Salt used to be a very expensive and precious commodity before modern times. In fact, that is where the term salary came from as soldiers used to be paid in salt. It was highly regulated in ancient times which is why it was used like a trading currency. Salt has many uses, one of the most important before refrigeration was food preservative, and also, it was yummy
Our museum guide was one of the sons that inherited the family business. Since there were 2 children, he took the museum to run and his sister the restaurant. They still produce salt as a family but salt just doesn’t pay what it used to. Here he is demonstrating the song they used to count the buckets of salt.
He informed us just how much hard work was involved in salt production. They still use a centuries old method of moving salt water through stages for evaporation and purification. Once the salt was ready to harvest (which of course was the hottest months of the year – remember natural sun evaporation) men would work nonstop actually running 22-33 kg buckets up the salt hill so they had enough momentum to make it to the top to dump the haul. Below were the many different machines used (successfully or not) to refine the salt for consumption.
A view from the top of the building over looking the very flat flats. Obviously this area of the island doesn’t get much rain or else they would be screwed for the season (of drying out the salt) so I’m assuming by mid July and August this place is on fire.

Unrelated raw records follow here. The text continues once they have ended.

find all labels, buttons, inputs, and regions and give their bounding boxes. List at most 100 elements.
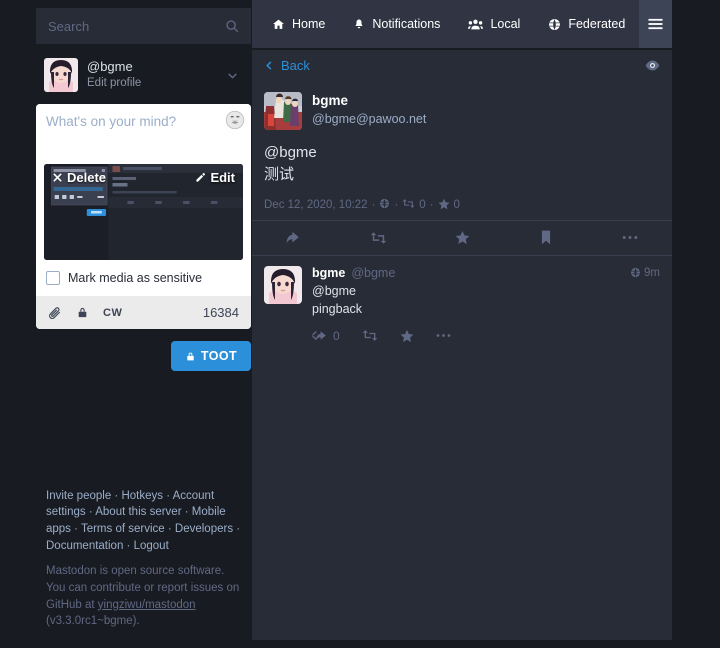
toot-button[interactable]: TOOT (170, 341, 251, 371)
reply-button[interactable] (252, 230, 336, 245)
account-handle: @bgme (351, 265, 396, 280)
sep: · (181, 506, 192, 519)
character-counter: 16384 (202, 305, 239, 320)
footer-note-version: (v3.3.0rc1~bgme). (46, 615, 140, 628)
sep: · (85, 506, 96, 519)
grinning-face-icon[interactable] (225, 110, 245, 130)
compose-textarea[interactable]: What's on your mind? (36, 104, 251, 164)
eye-icon[interactable] (645, 60, 660, 71)
reply-status-body: bgme @bgme 9m @bgme pingback 0 (312, 266, 660, 343)
status-mention[interactable]: @bgme (312, 282, 660, 300)
avatar[interactable] (264, 92, 302, 130)
account-navigation[interactable]: @bgme Edit profile (36, 44, 251, 102)
drawer-footer: Invite people · Hotkeys · Account settin… (36, 488, 251, 648)
toot-button-label: TOOT (200, 349, 237, 363)
mastodon-app: @bgme Edit profile What's on your mind? (0, 0, 720, 648)
reply-status[interactable]: bgme @bgme 9m @bgme pingback 0 (252, 256, 672, 353)
back-button-label: Back (281, 57, 310, 73)
globe-icon (549, 18, 561, 30)
globe-icon (379, 198, 390, 211)
delete-media-label: Delete (67, 170, 107, 185)
favourite-count[interactable]: 0 (454, 199, 460, 211)
star-icon (438, 198, 450, 212)
tab-local[interactable]: Local (454, 0, 534, 48)
display-name: bgme (312, 93, 349, 108)
column-body: Back bgme @bgme@pawoo.net @bgme 测试 Dec 1… (252, 50, 672, 640)
reply-status-time[interactable]: 9m (630, 267, 660, 280)
detailed-status-header: bgme @bgme@pawoo.net (264, 92, 660, 130)
ellipsis-icon (622, 236, 638, 239)
search-bar[interactable] (36, 8, 251, 44)
chevron-down-icon[interactable] (226, 69, 239, 82)
compose-textarea-wrap: What's on your mind? (36, 104, 251, 164)
account-text: @bgme Edit profile (87, 58, 141, 91)
footer-link-about-this-server[interactable]: About this server (95, 506, 181, 518)
lock-icon[interactable] (76, 306, 89, 319)
delete-media-button[interactable]: Delete (52, 170, 106, 185)
tab-bar: Home Notifications Local Federated (252, 0, 672, 48)
reply-all-icon (312, 330, 326, 341)
detailed-status: bgme @bgme@pawoo.net @bgme 测试 Dec 12, 20… (252, 80, 672, 220)
footer-note: Mastodon is open source software. You ca… (46, 563, 241, 630)
more-button[interactable] (588, 235, 672, 240)
sep: · (163, 489, 173, 502)
sep: · (111, 489, 122, 502)
reply-count: 0 (333, 328, 340, 343)
lock-icon (187, 352, 194, 360)
bookmark-button[interactable] (504, 230, 588, 245)
boost-button[interactable] (336, 231, 420, 245)
footer-link-documentation[interactable]: Documentation (46, 540, 123, 552)
tab-home-label: Home (292, 17, 326, 31)
sep: · (70, 522, 81, 535)
column-header: Back (252, 50, 672, 80)
reply-all-button[interactable]: 0 (312, 329, 340, 343)
tab-local-label: Local (490, 17, 521, 31)
mark-sensitive-checkbox[interactable] (46, 271, 60, 285)
footer-link-terms-of-service[interactable]: Terms of service (81, 523, 165, 535)
search-icon[interactable] (225, 19, 239, 33)
boost-count[interactable]: 0 (419, 199, 425, 211)
footer-link-invite-people[interactable]: Invite people (46, 490, 111, 502)
search-input[interactable] (36, 8, 251, 44)
media-upload-area: Delete Edit (36, 164, 251, 260)
mark-sensitive-label: Mark media as sensitive (68, 271, 203, 285)
boost-icon (402, 198, 415, 211)
footer-link-hotkeys[interactable]: Hotkeys (121, 490, 163, 502)
avatar[interactable] (264, 265, 302, 304)
footer-link-logout[interactable]: Logout (134, 540, 169, 552)
content-warning-button[interactable]: CW (103, 307, 122, 319)
main-column: Home Notifications Local Federated Back … (252, 0, 672, 640)
status-timestamp[interactable]: Dec 12, 2020, 10:22 (264, 199, 368, 211)
relative-time: 9m (644, 267, 660, 279)
boost-button[interactable] (362, 329, 378, 342)
edit-media-button[interactable]: Edit (195, 170, 235, 185)
compose-footer-bar: CW 16384 (36, 296, 251, 329)
reply-status-content: @bgme pingback (312, 282, 660, 318)
tab-federated-label: Federated (568, 17, 626, 31)
more-button[interactable] (436, 333, 451, 338)
star-icon (455, 230, 469, 244)
drawer-column: @bgme Edit profile What's on your mind? (36, 0, 251, 648)
pencil-icon (196, 173, 206, 182)
hamburger-icon[interactable] (639, 0, 672, 48)
favourite-button[interactable] (420, 230, 504, 245)
back-button[interactable]: Back (264, 58, 310, 73)
mark-sensitive-row[interactable]: Mark media as sensitive (36, 260, 251, 296)
bell-icon (355, 19, 363, 28)
paperclip-icon[interactable] (48, 306, 62, 320)
home-icon (273, 19, 284, 29)
meta-sep: · (429, 198, 434, 211)
ellipsis-icon (436, 334, 451, 338)
favourite-button[interactable] (400, 329, 414, 343)
tab-notifications[interactable]: Notifications (339, 0, 454, 48)
avatar[interactable] (44, 58, 78, 92)
footer-link-developers[interactable]: Developers (175, 523, 233, 535)
status-text: 测试 (264, 165, 295, 183)
edit-profile-link[interactable]: Edit profile (87, 76, 141, 92)
status-mention[interactable]: @bgme (264, 142, 660, 164)
footer-note-link[interactable]: yingziwu/mastodon (98, 599, 196, 611)
media-attachment-preview[interactable]: Delete Edit (44, 164, 243, 260)
tab-home[interactable]: Home (252, 0, 339, 48)
tab-federated[interactable]: Federated (534, 0, 639, 48)
account-handle: @bgme@pawoo.net (312, 111, 427, 126)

Old windmill used to turn gears… actually I can’t remember if it was to push water through the stages or grind the salt. Either way it was important to their way of life.
Last stop of the day was the hilltop town in the clouds – Erice (Er-ee-che) This town has 60, yes 60, churches, and I visited 0 of them. I’ll give it to this town, it had that quaint feel of San Gimignano but perhaps 20 years later when all the tourism has left.
The views were the best of the day, and it’s famous for that marzipan/almond paste I was talking about earlier. We were able to find a specific easter decoration for John’s mom by sheer luck. (John’s not really the stay puft marshmallow man, my lens does that to people)
We watched the man in this shop hand paint this pottery, and I wish I had room in my suitcase to bring some home. Maybe it was a good thing I didn’t 😉
Another stereotypical Sicilian thing, hand painted tiles.
Last random sleepy dog of the day. It was time for the long ride back into the city before we were to head out to eastern Sicily the next day for some family bonding time.
When we got back to the B & B, we only wanted a quick and easy meal so we could turn in for the night. We somehow managed to find a pizza joint that served American food. My mom was super happy to have fries & wings and not pasta for dinner. John and I were just thankful to eat, shower and pass out quickly. Big day tomorrow.